Mwongozo normally plies a daily route between Kigoma and Bujumbura. The journey takes about 14 hours. MSC's other Lake Tanganyika ferry, , operates the route to Zambia.

==History==
Mwongozo was built by a Finnish company for the Tanzania Railways Corporation. Her original route was a weekly return route from Bujumbura, Burundi to Mpulungu, Zambia, calling at Kigoma, Tanzania and various small settlements along the Tanzanian coast of the lake.

In 1997 the UNHCR used Mwongozo and Liemba to transport more than 75,000 refugees, who had fled Zaire during the First Congo War, back to their homeland following the overthrow of longtime dictator Mobutu Sese Seko.

Also in 1997, TRC's inland shipping division became a separate company, the Marine Services Company Ltd.

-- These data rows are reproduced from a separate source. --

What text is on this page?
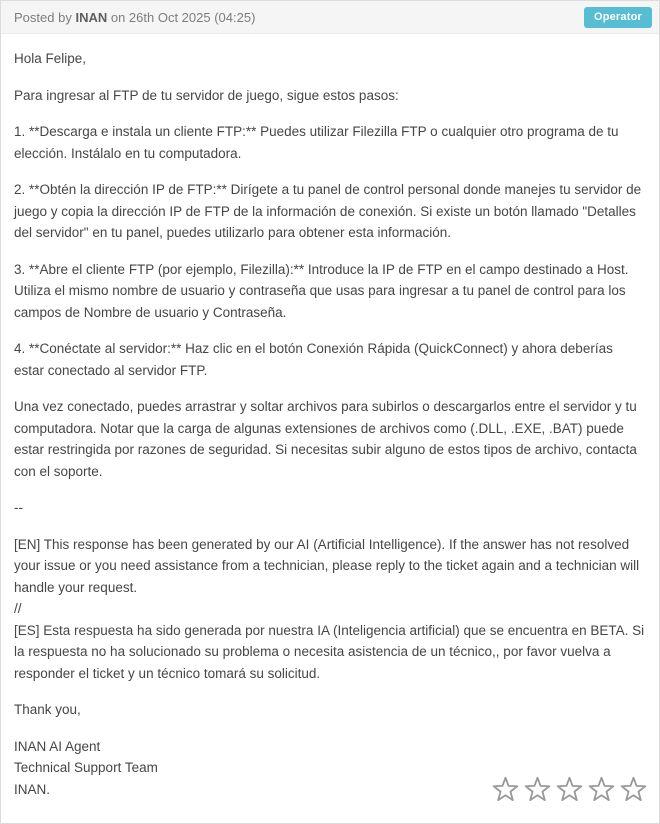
Posted by INAN on 26th Oct 2025 (04:25)	Operator

Hola Felipe,

Para ingresar al FTP de tu servidor de juego, sigue estos pasos:

1. **Descarga e instala un cliente FTP:** Puedes utilizar Filezilla FTP o cualquier otro programa de tu elección. Instálalo en tu computadora.

2. **Obtén la dirección IP de FTP:** Dirígete a tu panel de control personal donde manejes tu servidor de juego y copia la dirección IP de FTP de la información de conexión. Si existe un botón llamado "Detalles del servidor" en tu panel, puedes utilizarlo para obtener esta información.

3. **Abre el cliente FTP (por ejemplo, Filezilla):** Introduce la IP de FTP en el campo destinado a Host. Utiliza el mismo nombre de usuario y contraseña que usas para ingresar a tu panel de control para los campos de Nombre de usuario y Contraseña.

4. **Conéctate al servidor:** Haz clic en el botón Conexión Rápida (QuickConnect) y ahora deberías estar conectado al servidor FTP.

Una vez conectado, puedes arrastrar y soltar archivos para subirlos o descargarlos entre el servidor y tu computadora. Notar que la carga de algunas extensiones de archivos como (.DLL, .EXE, .BAT) puede estar restringida por razones de seguridad. Si necesitas subir alguno de estos tipos de archivo, contacta con el soporte.

--

[EN] This response has been generated by our AI (Artificial Intelligence). If the answer has not resolved your issue or you need assistance from a technician, please reply to the ticket again and a technician will handle your request.
//
[ES] Esta respuesta ha sido generada por nuestra IA (Inteligencia artificial) que se encuentra en BETA. Si la respuesta no ha solucionado su problema o necesita asistencia de un técnico,, por favor vuelva a responder el ticket y un técnico tomará su solicitud.

Thank you,

INAN AI Agent
Technical Support Team
INAN.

Regional instabilities during the early 2000s lead to an increase of piracy on Lake Tanganyika. In 2001 and 2002 Mwongozo was attacked twice by pirates resulting in thousands of dollars of loss to passengers and substantial damage to the hull, requiring extensive repairs. Service between Kigoma and Bujumbura was suspended for a year after the second attack.